Joms Salvador, secretary general of Gabriela, said on Friday that the Employers Confederation of the Philippines’ (Ecop) statement that women workers would be preferred less by companies was not only “highly discriminatory” but also encouraged employers to violate Republic Act No. 9710.
Longer maternity leave
“It is a desperate attempt to discredit a potential law that would oblige employers, such as Ecop’s members, to recognize the importance of women’s social function in the reproduction of the human race, alongside the protection of their rights as part of productive labor, which the expanded maternity leave bill seeks to uphold,” Salvador said.
Earlier, Ecop acting president Sergio Ortiz-Luis was reported to have said that women applicants would be put at a disadvantage should the expanded maternity leave be passed into law.
He noted that this was because men would be preferred over women since they would not go on long leaves.
Under the consolidated bill approved by Congress on Monday, the number of days women are allowed to go on maternity leave will be raised from the current 60 days to 105 days.
According to the Associated Labor Unions-Trade Union Congress of the Philippines (ALU-TUCP), Ecop’s stand shows how “selfish and greedy” employers can be.
Not at same time
“Ecop knows very well that by the coefficient of time and opportunity, women workers would not get pregnant all at the same time.

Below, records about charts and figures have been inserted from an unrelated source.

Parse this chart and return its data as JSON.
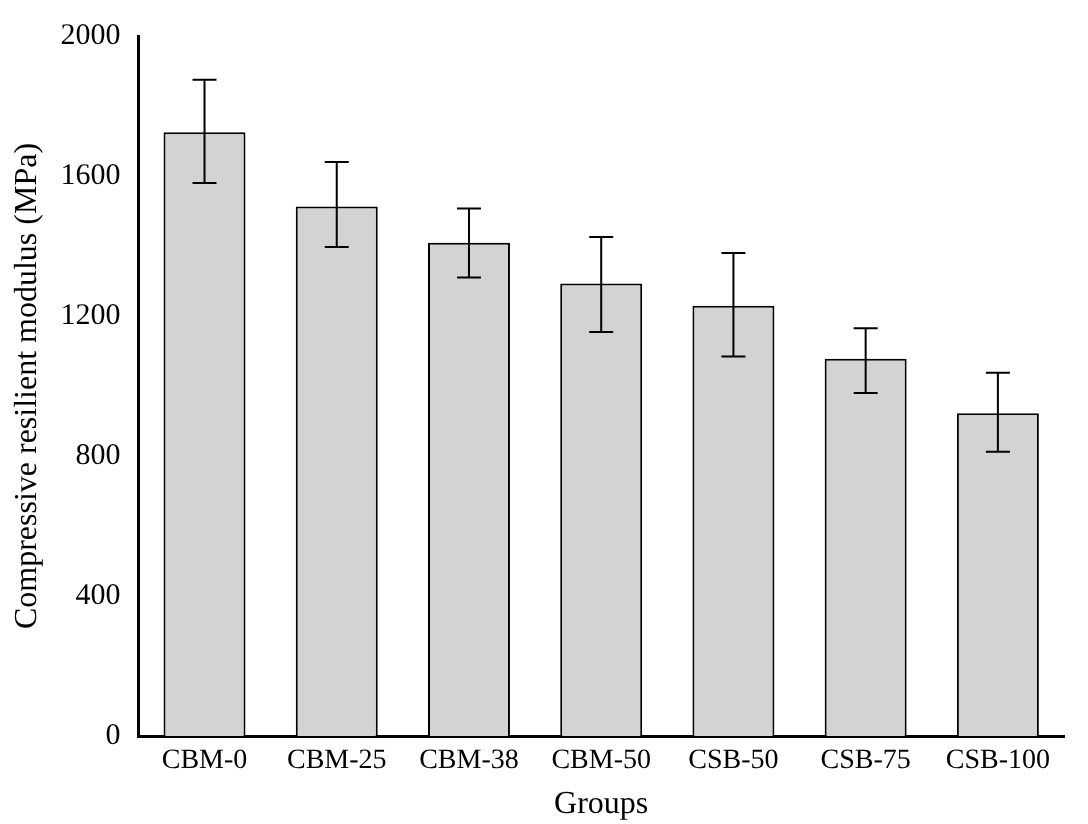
{
  "chart_data": {
    "type": "bar",
    "xlabel": "Groups",
    "ylabel": "Compressive resilient modulus (MPa)",
    "categories": [
      "CBM-0",
      "CBM-25",
      "CBM-38",
      "CBM-50",
      "CSB-50",
      "CSB-75",
      "CSB-100"
    ],
    "values": [
      1725,
      1513,
      1409,
      1293,
      1229,
      1078,
      922
    ],
    "errors": [
      [
        1580,
        1875
      ],
      [
        1397,
        1640
      ],
      [
        1310,
        1507
      ],
      [
        1154,
        1426
      ],
      [
        1084,
        1380
      ],
      [
        980,
        1165
      ],
      [
        812,
        1038
      ]
    ],
    "color": "#d3d3d3",
    "ylim": [
      0,
      2000
    ],
    "yticks": [
      0,
      400,
      800,
      1200,
      1600,
      2000
    ],
    "grid": false,
    "legend": false
  }
}
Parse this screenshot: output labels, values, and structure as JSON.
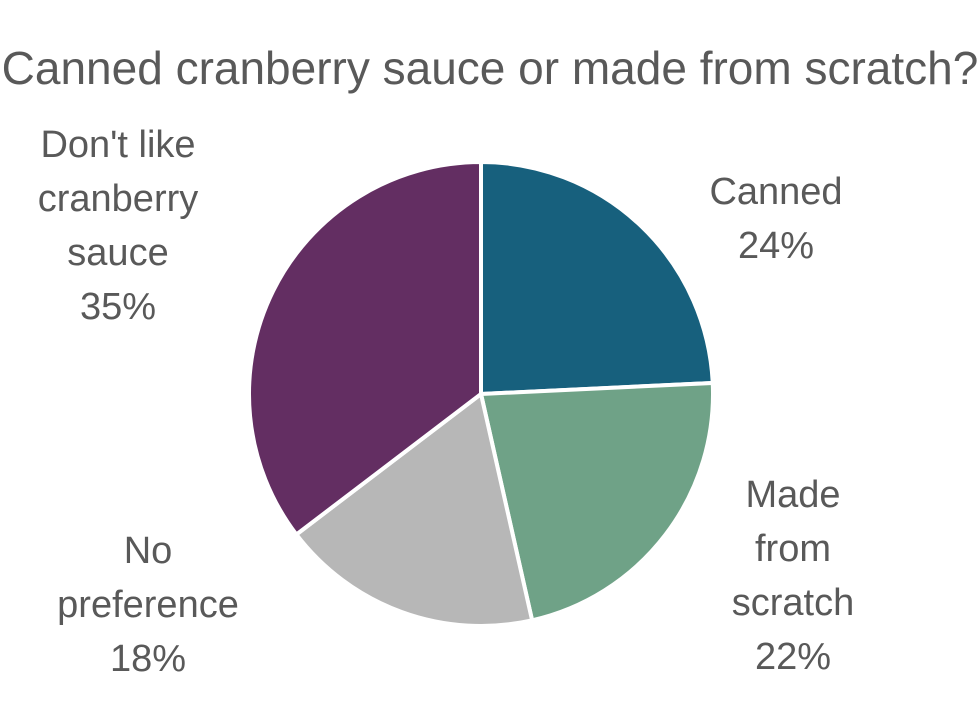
{
  "chart_data": {
    "type": "pie",
    "title": "Canned cranberry sauce or made from scratch?",
    "slices": [
      {
        "name": "Canned",
        "label_lines": [
          "Canned"
        ],
        "value": 24,
        "value_label": "24%",
        "color": "#17607D"
      },
      {
        "name": "Made from scratch",
        "label_lines": [
          "Made",
          "from",
          "scratch"
        ],
        "value": 22,
        "value_label": "22%",
        "color": "#6FA287"
      },
      {
        "name": "No preference",
        "label_lines": [
          "No",
          "preference"
        ],
        "value": 18,
        "value_label": "18%",
        "color": "#B7B7B7"
      },
      {
        "name": "Don't like cranberry sauce",
        "label_lines": [
          "Don't like",
          "cranberry",
          "sauce"
        ],
        "value": 35,
        "value_label": "35%",
        "color": "#632E62"
      }
    ],
    "start_angle_deg": 0,
    "direction": "clockwise",
    "legend": "none",
    "data_labels": "outside"
  }
}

Therefore, they are not a burden to the company,” Alan Tanjusay, ALU-TUCP spokesperson, said.
“This discriminatory statement just shows that Ecop is antiwomen and has no respect [for] human nature,” he added.
Nagkaisa labor coalition spokesperson Rene Magtubo said the employer group’s position showed its “low regard to women for their productive role in producing good and services, and more importantly for their reproductive role in society.”
For his part, Sentro secretary general Josua Mata pointed out that data showed that only less than 1 percent of women workers availed themselves of maternity leave each year. And of all women workers, the majority, or 86 percent, were minimum wage earners.
“This means that they are within the P16,000 salary credit, which the Social Security System will pay,” Mata said.
Under the Magna Carta of Women, private entities found to have discriminated against women would be liable to pay damages.